My oldest copy of Leaves of Grass, which originally belonged to my late father, falls open, automatically, to these pages. Again and again over the years I have returned to these lines, in the wake of untimely deaths. Each loss was prismatic and infinite, recalling those that preceded it, foreshadowing those to come. I have spent more than a decade of my life researching Whitman, and yet the solace of this passage has never lost its sway over me.

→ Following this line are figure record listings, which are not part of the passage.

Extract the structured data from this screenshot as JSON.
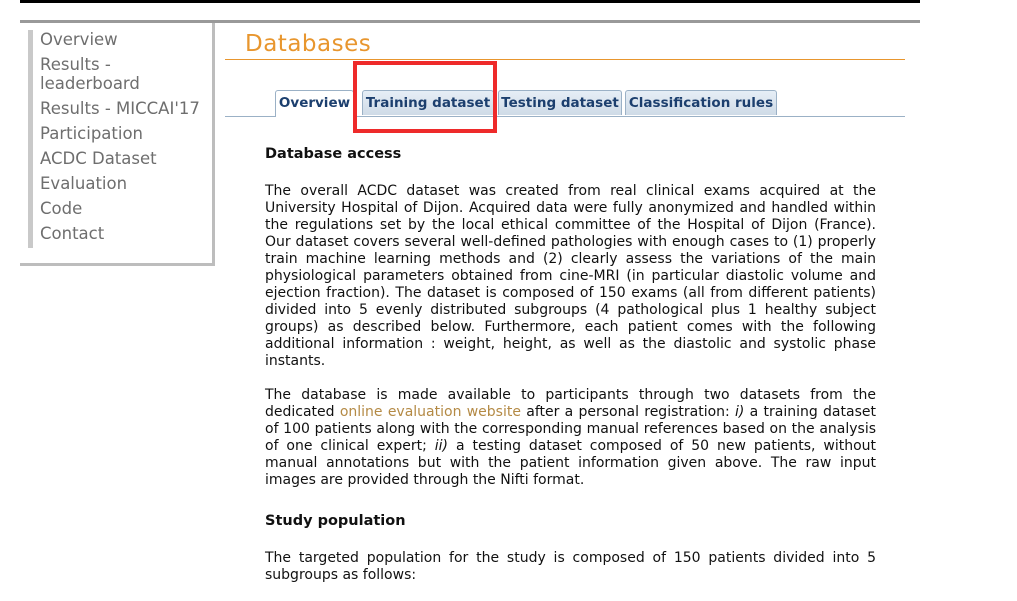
{
  "sidebar": {
    "items": [
      {
        "label": "Overview"
      },
      {
        "label": "Results - leaderboard"
      },
      {
        "label": "Results - MICCAI'17"
      },
      {
        "label": "Participation"
      },
      {
        "label": "ACDC Dataset"
      },
      {
        "label": "Evaluation"
      },
      {
        "label": "Code"
      },
      {
        "label": "Contact"
      }
    ]
  },
  "page": {
    "title": "Databases"
  },
  "tabs": [
    {
      "label": "Overview",
      "active": true
    },
    {
      "label": "Training dataset",
      "highlighted": true
    },
    {
      "label": "Testing dataset"
    },
    {
      "label": "Classification rules"
    }
  ],
  "content": {
    "section1_heading": "Database access",
    "para1": "The overall ACDC dataset was created from real clinical exams acquired at the University Hospital of Dijon. Acquired data were fully anonymized and handled within the regulations set by the local ethical committee of the Hospital of Dijon (France). Our dataset covers several well-defined pathologies with enough cases to (1) properly train machine learning methods and (2) clearly assess the variations of the main physiological parameters obtained from cine-MRI (in particular diastolic volume and ejection fraction). The dataset is composed of 150 exams (all from different patients) divided into 5 evenly distributed subgroups (4 pathological plus 1 healthy subject groups) as described below. Furthermore, each patient comes with the following additional information : weight, height, as well as the diastolic and systolic phase instants.",
    "para2_before_link": "The database is made available to participants through two datasets from the dedicated ",
    "para2_link": "online evaluation website",
    "para2_after_link": " after a personal registration: ",
    "para2_i": "i)",
    "para2_mid1": " a training dataset of 100 patients along with the corresponding manual references based on the analysis of one clinical expert; ",
    "para2_ii": "ii)",
    "para2_mid2": " a testing dataset composed of 50 new patients, without manual annotations but with the patient information given above. The raw input images are provided through the Nifti format.",
    "section2_heading": "Study population",
    "para3": "The targeted population for the study is composed of 150 patients divided into 5 subgroups as follows:"
  },
  "colors": {
    "accent": "#e8962e",
    "tab_text": "#1c3f6e",
    "highlight_box": "#ee2a2a",
    "link": "#b48a45"
  }
}
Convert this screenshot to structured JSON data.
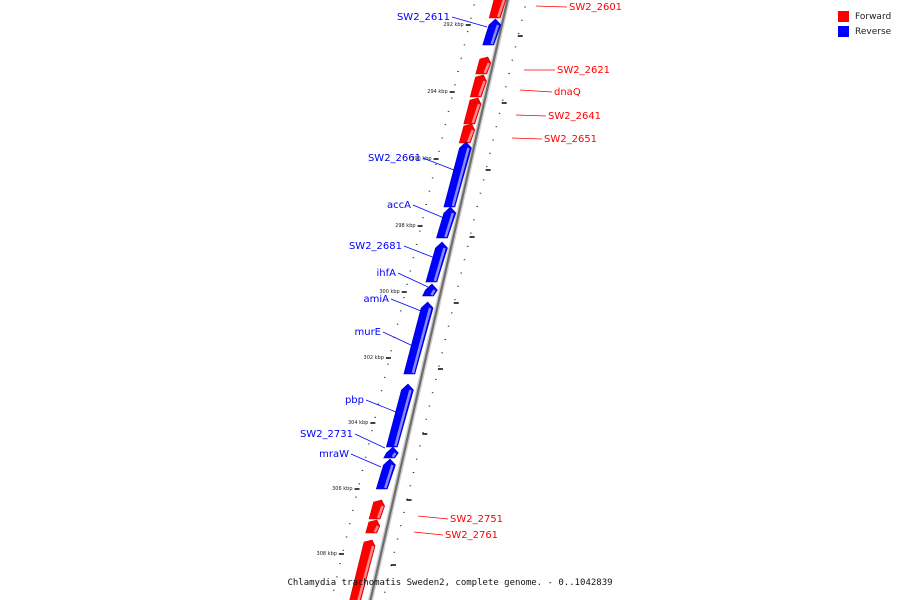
{
  "caption": "Chlamydia trachomatis Sweden2, complete genome. - 0..1042839",
  "legend": [
    {
      "label": "Forward",
      "color": "#ff0000"
    },
    {
      "label": "Reverse",
      "color": "#0000ff"
    }
  ],
  "scale": {
    "unit": "kbp",
    "labels": [
      "292 kbp",
      "294 kbp",
      "296 kbp",
      "298 kbp",
      "300 kbp",
      "302 kbp",
      "304 kbp",
      "306 kbp",
      "308 kbp"
    ]
  },
  "genes": [
    {
      "label": "SW2_2601",
      "strand": "forward"
    },
    {
      "label": "SW2_2611",
      "strand": "reverse"
    },
    {
      "label": "SW2_2621",
      "strand": "forward"
    },
    {
      "label": "dnaQ",
      "strand": "forward"
    },
    {
      "label": "SW2_2641",
      "strand": "forward"
    },
    {
      "label": "SW2_2651",
      "strand": "forward"
    },
    {
      "label": "SW2_2661",
      "strand": "reverse"
    },
    {
      "label": "accA",
      "strand": "reverse"
    },
    {
      "label": "SW2_2681",
      "strand": "reverse"
    },
    {
      "label": "ihfA",
      "strand": "reverse"
    },
    {
      "label": "amiA",
      "strand": "reverse"
    },
    {
      "label": "murE",
      "strand": "reverse"
    },
    {
      "label": "pbp",
      "strand": "reverse"
    },
    {
      "label": "SW2_2731",
      "strand": "reverse"
    },
    {
      "label": "mraW",
      "strand": "reverse"
    },
    {
      "label": "SW2_2751",
      "strand": "forward"
    },
    {
      "label": "SW2_2761",
      "strand": "forward"
    },
    {
      "label": "",
      "strand": "forward"
    }
  ]
}
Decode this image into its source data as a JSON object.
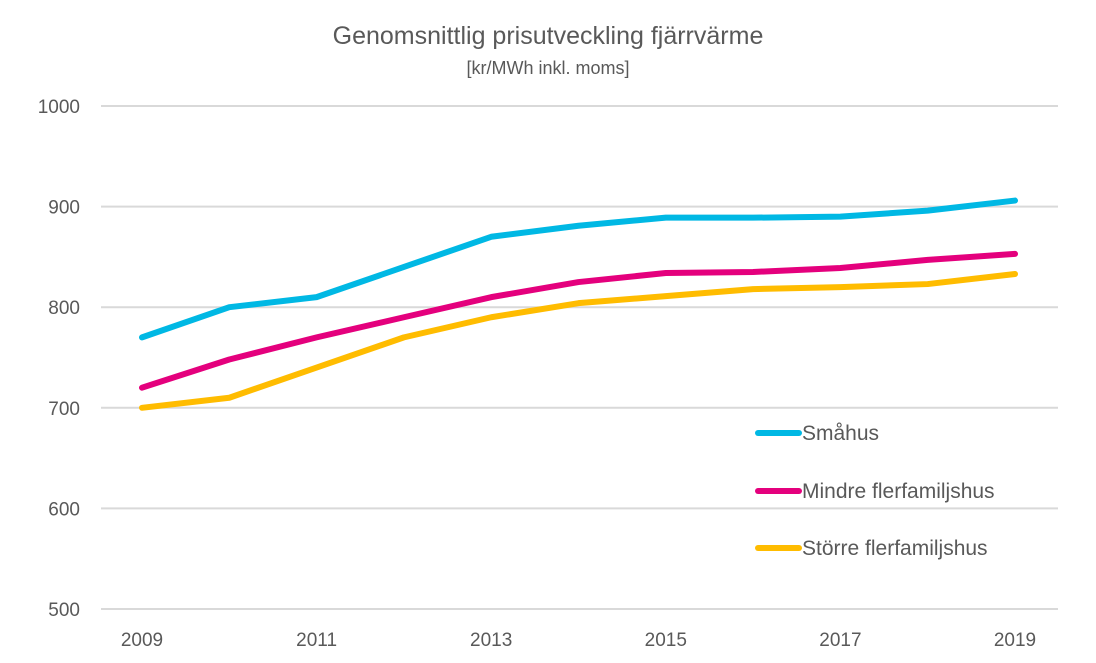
{
  "chart_data": {
    "type": "line",
    "title": "Genomsnittlig prisutveckling fjärrvärme",
    "subtitle": "[kr/MWh inkl. moms]",
    "xlabel": "",
    "ylabel": "",
    "x": [
      2009,
      2010,
      2011,
      2012,
      2013,
      2014,
      2015,
      2016,
      2017,
      2018,
      2019
    ],
    "xticks": [
      "2009",
      "2011",
      "2013",
      "2015",
      "2017",
      "2019"
    ],
    "yticks": [
      "500",
      "600",
      "700",
      "800",
      "900",
      "1000"
    ],
    "ylim": [
      500,
      1000
    ],
    "grid": true,
    "legend_position": "bottom-right",
    "series": [
      {
        "name": "Småhus",
        "color": "#00b8e4",
        "values": [
          770,
          800,
          810,
          840,
          870,
          881,
          889,
          889,
          890,
          896,
          906
        ]
      },
      {
        "name": "Mindre flerfamiljshus",
        "color": "#e4007d",
        "values": [
          720,
          748,
          770,
          790,
          810,
          825,
          834,
          835,
          839,
          847,
          853
        ]
      },
      {
        "name": "Större flerfamiljshus",
        "color": "#ffbc00",
        "values": [
          700,
          710,
          740,
          770,
          790,
          804,
          811,
          818,
          820,
          823,
          833
        ]
      }
    ]
  }
}
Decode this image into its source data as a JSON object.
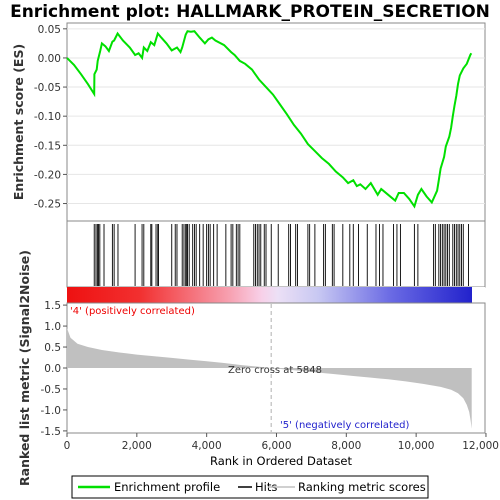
{
  "title": "Enrichment plot: HALLMARK_PROTEIN_SECRETION",
  "chart_data": {
    "type": "line",
    "title": "Enrichment plot: HALLMARK_PROTEIN_SECRETION",
    "x_range": [
      0,
      11600
    ],
    "xlabel": "Rank in Ordered Dataset",
    "x_ticks": [
      0,
      2000,
      4000,
      6000,
      8000,
      10000,
      12000
    ],
    "x_tick_labels": [
      "0",
      "2,000",
      "4,000",
      "6,000",
      "8,000",
      "10,000",
      "12,000"
    ],
    "es_panel": {
      "ylabel": "Enrichment score (ES)",
      "ylim": [
        -0.28,
        0.06
      ],
      "y_ticks": [
        -0.25,
        -0.2,
        -0.15,
        -0.1,
        -0.05,
        0.0,
        0.05
      ],
      "y_tick_labels": [
        "-0.25",
        "-0.20",
        "-0.15",
        "-0.10",
        "-0.05",
        "0.00",
        "0.05"
      ],
      "series": [
        {
          "name": "Enrichment profile",
          "color": "#00e000",
          "points": [
            [
              0,
              0.0
            ],
            [
              200,
              -0.012
            ],
            [
              400,
              -0.028
            ],
            [
              600,
              -0.045
            ],
            [
              780,
              -0.062
            ],
            [
              785,
              -0.028
            ],
            [
              850,
              -0.02
            ],
            [
              880,
              -0.005
            ],
            [
              950,
              0.012
            ],
            [
              1000,
              0.025
            ],
            [
              1100,
              0.02
            ],
            [
              1200,
              0.012
            ],
            [
              1300,
              0.028
            ],
            [
              1350,
              0.03
            ],
            [
              1450,
              0.042
            ],
            [
              1600,
              0.03
            ],
            [
              1800,
              0.018
            ],
            [
              1950,
              0.005
            ],
            [
              2050,
              0.008
            ],
            [
              2150,
              0.0
            ],
            [
              2200,
              0.018
            ],
            [
              2300,
              0.012
            ],
            [
              2400,
              0.027
            ],
            [
              2500,
              0.022
            ],
            [
              2600,
              0.042
            ],
            [
              2700,
              0.035
            ],
            [
              2850,
              0.025
            ],
            [
              3000,
              0.013
            ],
            [
              3150,
              0.018
            ],
            [
              3250,
              0.01
            ],
            [
              3300,
              0.018
            ],
            [
              3400,
              0.04
            ],
            [
              3450,
              0.046
            ],
            [
              3550,
              0.045
            ],
            [
              3650,
              0.046
            ],
            [
              3800,
              0.035
            ],
            [
              3950,
              0.025
            ],
            [
              4050,
              0.032
            ],
            [
              4150,
              0.035
            ],
            [
              4250,
              0.03
            ],
            [
              4500,
              0.022
            ],
            [
              4700,
              0.01
            ],
            [
              4800,
              0.005
            ],
            [
              4950,
              -0.005
            ],
            [
              5100,
              -0.01
            ],
            [
              5300,
              -0.02
            ],
            [
              5500,
              -0.037
            ],
            [
              5700,
              -0.05
            ],
            [
              5900,
              -0.063
            ],
            [
              6100,
              -0.08
            ],
            [
              6300,
              -0.097
            ],
            [
              6500,
              -0.115
            ],
            [
              6700,
              -0.13
            ],
            [
              6900,
              -0.148
            ],
            [
              7100,
              -0.16
            ],
            [
              7300,
              -0.172
            ],
            [
              7500,
              -0.182
            ],
            [
              7700,
              -0.195
            ],
            [
              7900,
              -0.205
            ],
            [
              8050,
              -0.215
            ],
            [
              8200,
              -0.21
            ],
            [
              8300,
              -0.22
            ],
            [
              8400,
              -0.217
            ],
            [
              8550,
              -0.225
            ],
            [
              8700,
              -0.215
            ],
            [
              8900,
              -0.235
            ],
            [
              9000,
              -0.225
            ],
            [
              9200,
              -0.235
            ],
            [
              9400,
              -0.245
            ],
            [
              9500,
              -0.232
            ],
            [
              9650,
              -0.232
            ],
            [
              9800,
              -0.242
            ],
            [
              9950,
              -0.255
            ],
            [
              10050,
              -0.235
            ],
            [
              10150,
              -0.225
            ],
            [
              10300,
              -0.238
            ],
            [
              10450,
              -0.248
            ],
            [
              10600,
              -0.228
            ],
            [
              10650,
              -0.21
            ],
            [
              10700,
              -0.19
            ],
            [
              10800,
              -0.17
            ],
            [
              10850,
              -0.152
            ],
            [
              10950,
              -0.135
            ],
            [
              11000,
              -0.12
            ],
            [
              11050,
              -0.1
            ],
            [
              11100,
              -0.082
            ],
            [
              11150,
              -0.065
            ],
            [
              11200,
              -0.045
            ],
            [
              11250,
              -0.03
            ],
            [
              11350,
              -0.018
            ],
            [
              11450,
              -0.01
            ],
            [
              11550,
              0.005
            ],
            [
              11580,
              0.008
            ]
          ]
        }
      ]
    },
    "hits": {
      "name": "Hits",
      "color": "#000000",
      "ranks": [
        780,
        830,
        870,
        900,
        940,
        1060,
        1300,
        1350,
        1460,
        1950,
        2150,
        2200,
        2400,
        2430,
        2550,
        2600,
        2620,
        3000,
        3100,
        3150,
        3300,
        3350,
        3400,
        3430,
        3450,
        3500,
        3600,
        3650,
        3700,
        3800,
        3900,
        4000,
        4050,
        4100,
        4200,
        4300,
        4550,
        4700,
        4750,
        4850,
        4900,
        4950,
        5350,
        5400,
        5450,
        5500,
        5550,
        5650,
        5700,
        5850,
        6050,
        6350,
        6400,
        6550,
        6600,
        6900,
        6950,
        7100,
        7350,
        7400,
        7600,
        7650,
        7900,
        8100,
        8200,
        8350,
        8600,
        8850,
        8950,
        9050,
        9350,
        9450,
        9550,
        9950,
        10050,
        10500,
        10550,
        10650,
        10700,
        10750,
        10800,
        10850,
        10900,
        10950,
        11050,
        11100,
        11150,
        11200,
        11250,
        11300,
        11350,
        11500
      ]
    },
    "ranked_metric_panel": {
      "name": "Ranking metric scores",
      "ylabel": "Ranked list metric (Signal2Noise)",
      "ylim": [
        -1.55,
        1.55
      ],
      "y_ticks": [
        -1.5,
        -1.0,
        -0.5,
        0.0,
        0.5,
        1.0,
        1.5
      ],
      "y_tick_labels": [
        "-1.5",
        "-1.0",
        "-0.5",
        "0.0",
        "0.5",
        "1.0",
        "1.5"
      ],
      "color": "#c0c0c0",
      "points": [
        [
          0,
          0.95
        ],
        [
          100,
          0.72
        ],
        [
          300,
          0.58
        ],
        [
          600,
          0.5
        ],
        [
          1000,
          0.43
        ],
        [
          1500,
          0.37
        ],
        [
          2000,
          0.32
        ],
        [
          2500,
          0.28
        ],
        [
          3000,
          0.24
        ],
        [
          3500,
          0.2
        ],
        [
          4000,
          0.16
        ],
        [
          4500,
          0.12
        ],
        [
          5000,
          0.07
        ],
        [
          5500,
          0.03
        ],
        [
          5848,
          0.0
        ],
        [
          6200,
          -0.03
        ],
        [
          6700,
          -0.07
        ],
        [
          7200,
          -0.11
        ],
        [
          7700,
          -0.15
        ],
        [
          8200,
          -0.19
        ],
        [
          8700,
          -0.23
        ],
        [
          9200,
          -0.27
        ],
        [
          9700,
          -0.32
        ],
        [
          10200,
          -0.38
        ],
        [
          10700,
          -0.45
        ],
        [
          11000,
          -0.52
        ],
        [
          11200,
          -0.6
        ],
        [
          11350,
          -0.72
        ],
        [
          11450,
          -0.88
        ],
        [
          11520,
          -1.05
        ],
        [
          11560,
          -1.25
        ],
        [
          11590,
          -1.45
        ]
      ],
      "zero_cross_label": "Zero cross at 5848",
      "zero_cross_rank": 5848,
      "positive_label": "'4' (positively correlated)",
      "negative_label": "'5' (negatively correlated)",
      "positive_color": "#ee0000",
      "negative_color": "#2222cc"
    },
    "legend": {
      "placement": "bottom",
      "items": [
        {
          "label": "Enrichment profile",
          "color": "#00e000"
        },
        {
          "label": "Hits",
          "color": "#000000"
        },
        {
          "label": "Ranking metric scores",
          "color": "#c0c0c0"
        }
      ]
    }
  }
}
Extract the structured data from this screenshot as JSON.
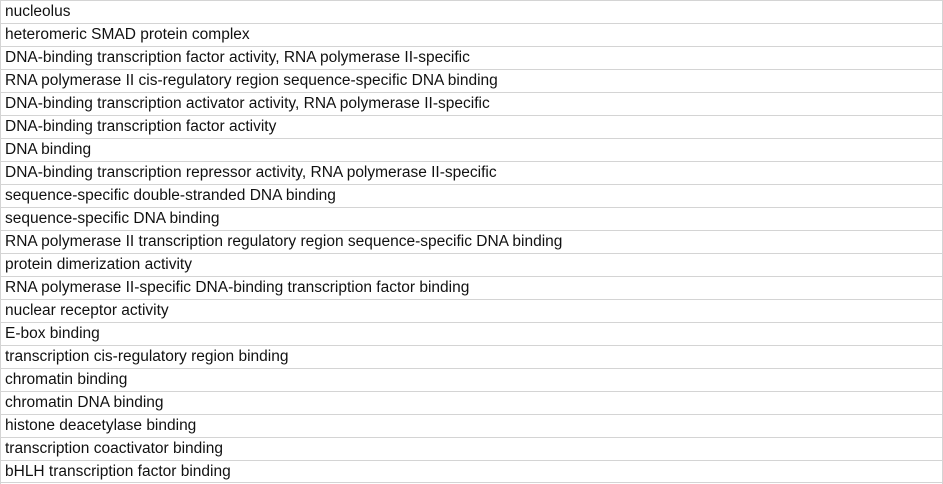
{
  "rows": [
    "nucleolus",
    "heteromeric SMAD protein complex",
    "DNA-binding transcription factor activity, RNA polymerase II-specific",
    "RNA polymerase II cis-regulatory region sequence-specific DNA binding",
    "DNA-binding transcription activator activity, RNA polymerase II-specific",
    "DNA-binding transcription factor activity",
    "DNA binding",
    "DNA-binding transcription repressor activity, RNA polymerase II-specific",
    "sequence-specific double-stranded DNA binding",
    "sequence-specific DNA binding",
    "RNA polymerase II transcription regulatory region sequence-specific DNA binding",
    "protein dimerization activity",
    "RNA polymerase II-specific DNA-binding transcription factor binding",
    "nuclear receptor activity",
    "E-box binding",
    "transcription cis-regulatory region binding",
    "chromatin binding",
    "chromatin DNA binding",
    "histone deacetylase binding",
    "transcription coactivator binding",
    "bHLH transcription factor binding"
  ]
}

Whitman's eerily verdant cemetery has cast a long shadow over my work. The bluegrass of my Kentucky girlhood merges with my late sister's long hair in my mind's eye whenever I visit her grave. The title poem from my first collection, Calenture, recalls Whitman's "tomb leaves" and his lifelong fascination with shipwrecks. "Calenture" is an archaic medical term for a tropical fever that afflicted sailors, who suffered from a fatal hallucination: they saw the sea as green fields. If left unrestrained, many were compelled to leap to their deaths, so great was their desire to touch the fever's grassy mirage. As was my own longing, in the harrows of mourning, to believe in a world where death does not inhibit desire. Where dying is its own strange form of luck.
Throughout Leaves of Grass, Whitman allows us to glimpse an ecoerotic afterlife where cemeteries bloom with “the beautiful uncut hair of graves” and spiritual immortality depends on regeneration. Here, decay is but a precursor to transcendence. Corpses are shapeshifters, changing from “accumulations of filth” into “divine materials.” Human particles decompose and re-emerge transformed, dispersed throughout the earth and finally incorporated into living bodies, to "filter and fibre their blood." Human kinship does not end when the beloved (or the stranger) takes her final breath. We are bound to the dead by constellations of attachments that extend beyond our own bodies, suffused into the earth below and the air we breathe. Cellular unification negates the finality of death. Grass tongues ascend through the mouths of the dead; even the "smallest sprout" speaks of the soul's infinity. This regenerative optimism lies at the heart of Leaves of Grass, assuring those left behind that "All goes onward and outward…. and nothing collapses, / And to die is different from what any one supposed, and luckier."